Un nombre de morts encore non établi
Dans les mois qui ont suivi le début du traitement de Jammeh, non seulement les médecins ont réalisé que c'était une fraude, mais beaucoup de patients l'ont réalisé aussi, raconte Dr. Jaye. Ceux qui ont rapidement remarqué que le traitement était un faux sont retournés à la clinique de Jaye au MRC. "Leur santé était dans un état de déclin désespéré", se rappelle Jaye. "Certains sont morts, quels que furent nos efforts, d'autres ont survécu." Dr Jaye précise que la preuve existait que plus on restait longtemps sous le traitement de Jammeh, plus son état se détériorait. "Un nombre important [de patients] a été retenu pendant longtemps.

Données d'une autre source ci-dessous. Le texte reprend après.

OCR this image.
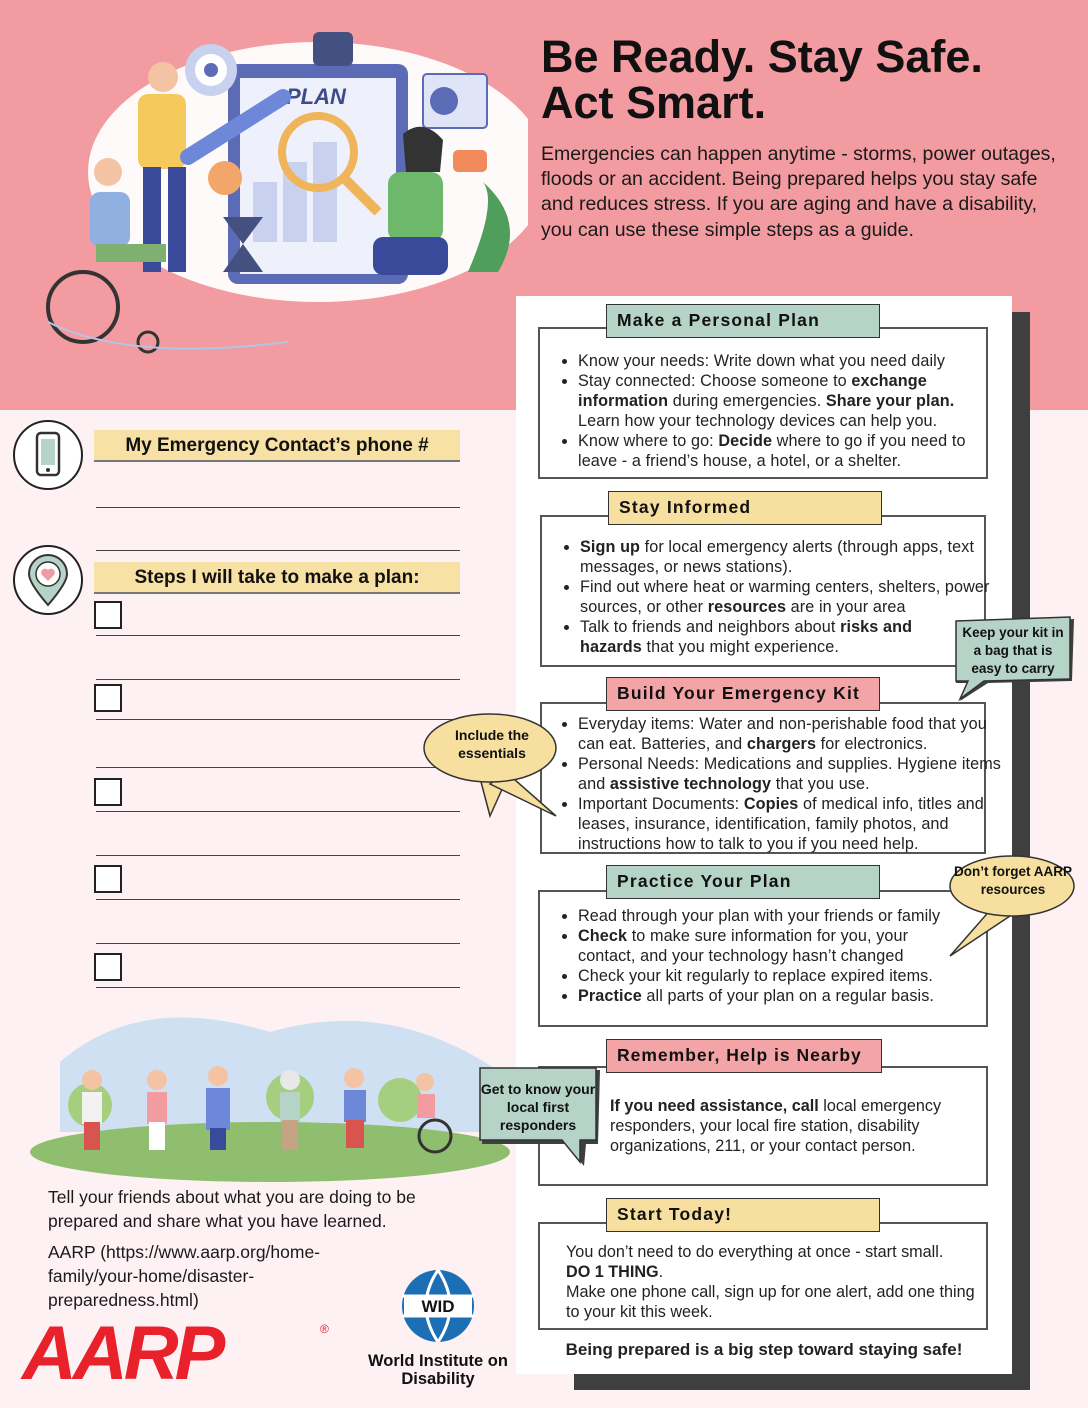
PLAN
Be Ready. Stay Safe. Act Smart.

Emergencies can happen anytime - storms, power outages, floods or an accident. Being prepared helps you stay safe and reduces stress. If you are aging and have a disability, you can use these simple steps as a guide.

My Emergency Contact’s phone #
Steps I will take to make a plan:

Tell your friends about what you are doing to be prepared and share what you have learned.

AARP (https://www.aarp.org/home-family/your-home/disaster-preparedness.html)

AARP	®
WID
World Institute on Disability
• Know your needs: Write down what you need daily
• Stay connected: Choose someone to exchange information during emergencies. Share your plan. Learn how your technology devices can help you.
• Know where to go: Decide where to go if you need to leave - a friend’s house, a hotel, or a shelter.
Make a Personal Plan
• Sign up for local emergency alerts (through apps, text messages, or news stations).
• Find out where heat or warming centers, shelters, power sources, or other resources are in your area
• Talk to friends and neighbors about risks and hazards that you might experience.
Stay Informed
• Everyday items: Water and non-perishable food that you can eat. Batteries, and chargers for electronics.
• Personal Needs: Medications and supplies. Hygiene items and assistive technology that you use.
• Important Documents: Copies of medical info, titles and leases, insurance, identification, family photos, and instructions how to talk to you if you need help.
Build Your Emergency Kit
• Read through your plan with your friends or family
• Check to make sure information for you, your contact, and your technology hasn’t changed
• Check your kit regularly to replace expired items.
• Practice all parts of your plan on a regular basis.
Practice Your Plan

If you need assistance, call local emergency responders, your local fire station, disability organizations, 211, or your contact person.

Remember, Help is Nearby

You don’t need to do everything at once - start small.
DO 1 THING.
Make one phone call, sign up for one alert, add one thing to your kit this week.

Start Today!
Being prepared is a big step toward staying safe!
Keep your kit in a bag that is easy to carry
Include the essentials
Don’t forget AARP resources
Get to know your local first responders
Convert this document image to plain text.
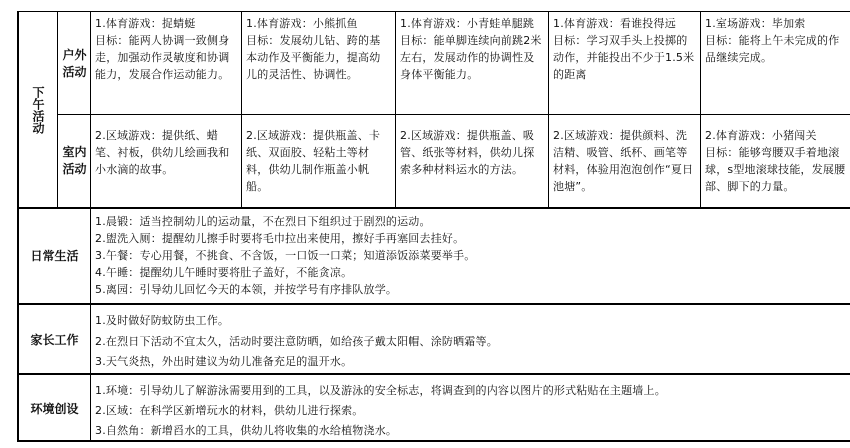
下午活动
户外活动
室内活动
1.体育游戏：捉蜻蜓
目标：能两人协调一致侧身走，加强动作灵敏度和协调能力，发展合作运动能力。
1.体育游戏：小熊抓鱼
目标：发展幼儿钻、跨的基本动作及平衡能力，提高幼儿的灵活性、协调性。
1.体育游戏：小青蛙单腿跳
目标：能单脚连续向前跳2米左右，发展动作的协调性及身体平衡能力。
1.体育游戏：看谁投得远
目标：学习双手头上投掷的动作，并能投出不少于1.5米的距离
1.室场游戏：毕加索
目标：能将上午未完成的作品继续完成。
2.区域游戏：提供纸、蜡笔、衬板，供幼儿绘画我和小水滴的故事。
2.区域游戏：提供瓶盖、卡纸、双面胶、轻粘土等材料，供幼儿制作瓶盖小帆船。
2.区域游戏：提供瓶盖、吸管、纸张等材料，供幼儿探索多种材料运水的方法。
2.区域游戏：提供颜料、洗洁精、吸管、纸杯、画笔等材料，体验用泡泡创作“夏日池塘”。
2.体育游戏：小猪闯关
目标：能够弯腰双手着地滚球，s型地滚球技能，发展腰部、脚下的力量。
日常生活
1.晨锻：适当控制幼儿的运动量，不在烈日下组织过于剧烈的运动。
2.盥洗入厕：提醒幼儿擦手时要将毛巾拉出来使用，擦好手再塞回去挂好。
3.午餐：专心用餐，不挑食、不含饭，一口饭一口菜；知道添饭添菜要举手。
4.午睡：提醒幼儿午睡时要将肚子盖好，不能贪凉。
5.离园：引导幼儿回忆今天的本领，并按学号有序排队放学。
家长工作
1.及时做好防蚊防虫工作。
2.在烈日下活动不宜太久，活动时要注意防晒，如给孩子戴太阳帽、涂防晒霜等。
3.天气炎热，外出时建议为幼儿准备充足的温开水。
环境创设
1.环境：引导幼儿了解游泳需要用到的工具，以及游泳的安全标志，将调查到的内容以图片的形式粘贴在主题墙上。
2.区域：在科学区新增玩水的材料，供幼儿进行探索。
3.自然角：新增舀水的工具，供幼儿将收集的水给植物浇水。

Le groupe maintenu dans le programme de Jammeh, leur état s’était détérioré quand ils sont revenus au MRC." D'autres sont morts sans jamais être revenus au MRC. "Nous savions que certaines personnes étaient mortes parce que nous connaissions les personnes sous son traitement", explique Dr. Jaye. "C'est ce qui est triste car ces personnes étaient en bonne santé. Malheureusement, le Président a raccourci leur vie. Ces personnes n'étaient pas censées mourir." La Commission vérité n'a pas encore établi combien de personnes sont ainsi mortes.
Le MRC savait qu’il ne pouvait pas refuser des patients, mais que s'il ne fermait pas sa clinique VIH, Jammeh s'en prendrait à tout son hôpital. "Nous étions pris entre sauver notre mandat de recherche ou nous heurter à un pouvoir politique. Le fait que ces personnes aient suivi un traitement présidentiel et qu'elles reviennent vers nous pouvait causer un problème politique et compromettre notre mandat de recherche. Nous avons décidé de fermer notre clinique VIH au MRC", explique Dr. Jaye. Avant de fermer la clinique, ils ont cherché à obtenir un financement de Londres pour soutenir l’hôpital Edward Francis afin de pouvoir prendre en charge les patients atteints du VIH/sida. Entre-temps et jusqu'en 2018, Dr. Mbowe a toujours cru que le traitement fonctionnait, comme l'a indiqué sa déclaration devant la Commission Janneh, une enquête financière sur les activités de Jammeh. Il est maintenant attendu devant la TRRC pour répondre aux allégations portées contre lui.